Jonathan Glazer
Jonathan Glazer (b. 1965, London) is a British filmmaker who works across feature films, short films, music videos, and commercials. Since 2000 he has directed four feature films, marked by a distinctive visual style, a prominent use of sound and music, and a recurring focus on isolated or transgressive characters. He began his career in theatre and came to notice in the 1990s through music videos — including work for Radiohead, Jamiroquai, and Massive Attack — before moving into feature filmmaking.
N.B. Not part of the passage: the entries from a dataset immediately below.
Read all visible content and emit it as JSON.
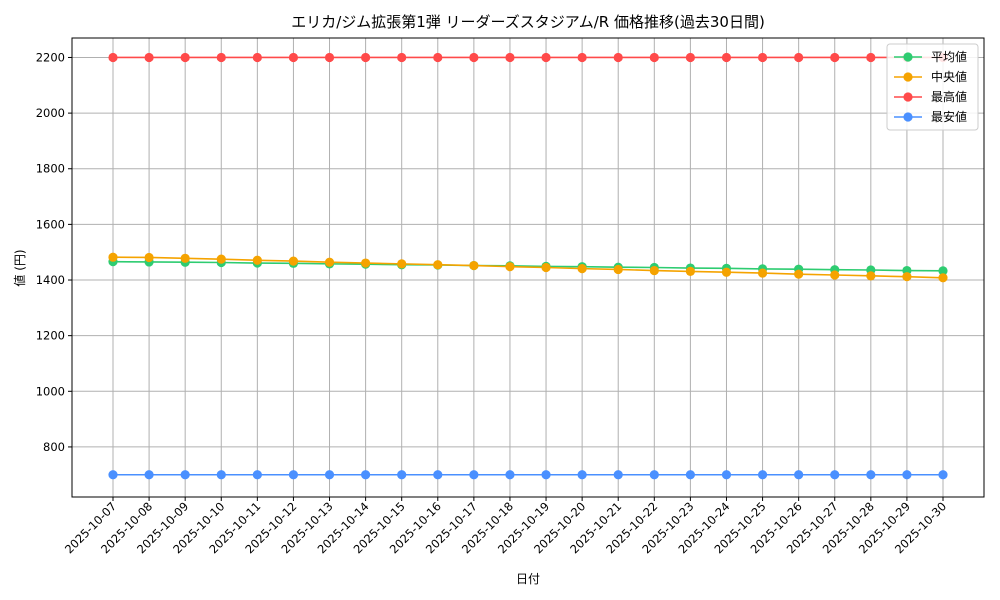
{
  "chart_data": {
    "type": "line",
    "title": "エリカ/ジム拡張第1弾 リーダーズスタジアム/R 価格推移(過去30日間)",
    "xlabel": "日付",
    "ylabel": "値 (円)",
    "categories": [
      "2025-10-07",
      "2025-10-08",
      "2025-10-09",
      "2025-10-10",
      "2025-10-11",
      "2025-10-12",
      "2025-10-13",
      "2025-10-14",
      "2025-10-15",
      "2025-10-16",
      "2025-10-17",
      "2025-10-18",
      "2025-10-19",
      "2025-10-20",
      "2025-10-21",
      "2025-10-22",
      "2025-10-23",
      "2025-10-24",
      "2025-10-25",
      "2025-10-26",
      "2025-10-27",
      "2025-10-28",
      "2025-10-29",
      "2025-10-30"
    ],
    "ylim": [
      620,
      2270
    ],
    "yticks": [
      800,
      1000,
      1200,
      1400,
      1600,
      1800,
      2000,
      2200
    ],
    "grid": true,
    "legend_position": "top-right",
    "series": [
      {
        "name": "平均値",
        "color": "#2ecc71",
        "values": [
          1466,
          1465,
          1464,
          1463,
          1461,
          1460,
          1458,
          1457,
          1455,
          1454,
          1452,
          1451,
          1449,
          1448,
          1446,
          1445,
          1443,
          1442,
          1440,
          1439,
          1437,
          1436,
          1434,
          1433
        ]
      },
      {
        "name": "中央値",
        "color": "#f5a300",
        "values": [
          1482,
          1481,
          1478,
          1475,
          1471,
          1468,
          1464,
          1461,
          1458,
          1455,
          1452,
          1448,
          1445,
          1441,
          1438,
          1434,
          1431,
          1428,
          1425,
          1421,
          1418,
          1415,
          1412,
          1408
        ]
      },
      {
        "name": "最高値",
        "color": "#ff4a4a",
        "values": [
          2200,
          2200,
          2200,
          2200,
          2200,
          2200,
          2200,
          2200,
          2200,
          2200,
          2200,
          2200,
          2200,
          2200,
          2200,
          2200,
          2200,
          2200,
          2200,
          2200,
          2200,
          2200,
          2200,
          2200
        ]
      },
      {
        "name": "最安値",
        "color": "#4a90ff",
        "values": [
          700,
          700,
          700,
          700,
          700,
          700,
          700,
          700,
          700,
          700,
          700,
          700,
          700,
          700,
          700,
          700,
          700,
          700,
          700,
          700,
          700,
          700,
          700,
          700
        ]
      }
    ]
  }
}
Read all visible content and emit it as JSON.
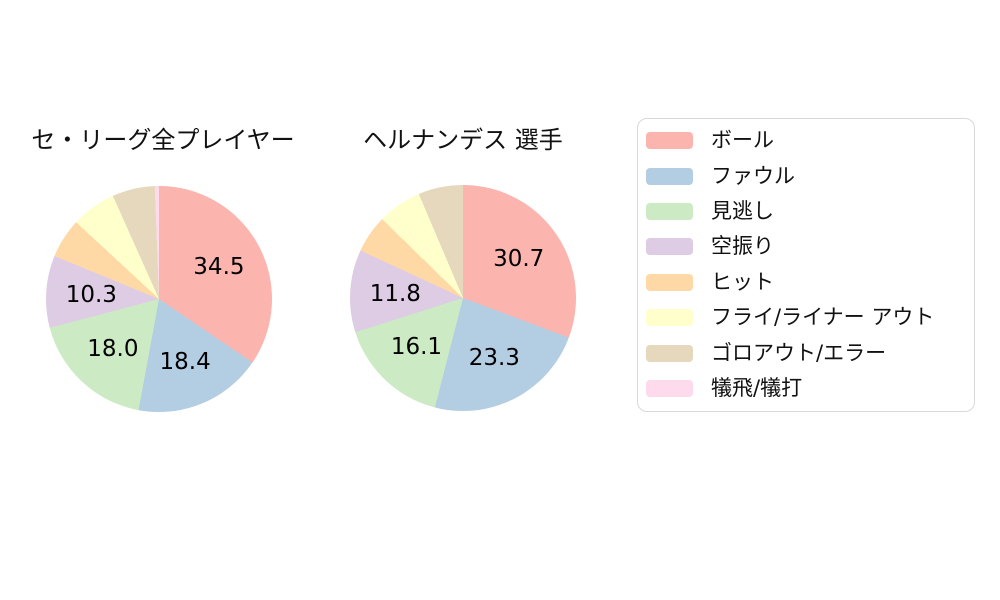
{
  "chart_data": [
    {
      "type": "pie",
      "title": "セ・リーグ全プレイヤー",
      "categories": [
        "ボール",
        "ファウル",
        "見逃し",
        "空振り",
        "ヒット",
        "フライ/ライナー アウト",
        "ゴロアウト/エラー",
        "犠飛/犠打"
      ],
      "values": [
        34.5,
        18.4,
        18.0,
        10.3,
        5.7,
        6.4,
        6.1,
        0.6
      ],
      "shown_value_labels": [
        "34.5",
        "18.4",
        "18.0",
        "10.3"
      ],
      "label_threshold": 10,
      "start_angle": "top",
      "direction": "clockwise",
      "label_radius_ratio": 0.6
    },
    {
      "type": "pie",
      "title": "ヘルナンデス 選手",
      "categories": [
        "ボール",
        "ファウル",
        "見逃し",
        "空振り",
        "ヒット",
        "フライ/ライナー アウト",
        "ゴロアウト/エラー",
        "犠飛/犠打"
      ],
      "values": [
        30.7,
        23.3,
        16.1,
        11.8,
        5.4,
        6.3,
        6.4,
        0.0
      ],
      "shown_value_labels": [
        "30.7",
        "23.3",
        "16.1",
        "11.8"
      ],
      "label_threshold": 10,
      "start_angle": "top",
      "direction": "clockwise",
      "label_radius_ratio": 0.6
    }
  ],
  "legend": {
    "position": "right",
    "items": [
      {
        "label": "ボール",
        "color": "#fbb4ae"
      },
      {
        "label": "ファウル",
        "color": "#b3cde3"
      },
      {
        "label": "見逃し",
        "color": "#ccebc5"
      },
      {
        "label": "空振り",
        "color": "#decbe4"
      },
      {
        "label": "ヒット",
        "color": "#fed9a6"
      },
      {
        "label": "フライ/ライナー アウト",
        "color": "#ffffcc"
      },
      {
        "label": "ゴロアウト/エラー",
        "color": "#e5d8bd"
      },
      {
        "label": "犠飛/犠打",
        "color": "#fddaec"
      }
    ]
  },
  "style": {
    "background_color": "#ffffff",
    "text_color": "#111111",
    "legend_border_color": "#d9d9d9"
  }
}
His features moved progressively away from genre. Sexy Beast (2000) reworked the British crime film; Birth (2004), with Nicole Kidman, centered on grief and belief. Under the Skin (2013), adapted from Michel Faber's novel and scored by Mica Levi, follows an alien predator through Scotland in a more abstract register. Between features he has made short films closer to the gallery and the stage, among them Strasbourg 1518 (2020), conceived in pandemic isolation, which takes the medieval "dancing plague" as the basis for a wordless work of choreographed bodies set to music by Mica Levi. His most recent feature, The Zone of Interest (2023), depicts the domestic life of an Auschwitz commandant's family beside the camp wall, conveying the surrounding violence through sound and implication.
The Zone of Interest received the Grand Prix at the 2023 Cannes Film Festival and the Academy Award for Best International Feature, with Glazer also nominated for Best Director and Best Adapted Screenplay; his earlier films Sexy Beast and Under the Skin received BAFTA nominations. Working slowly and against convention, Glazer has become one of the more singular figures in contemporary cinema.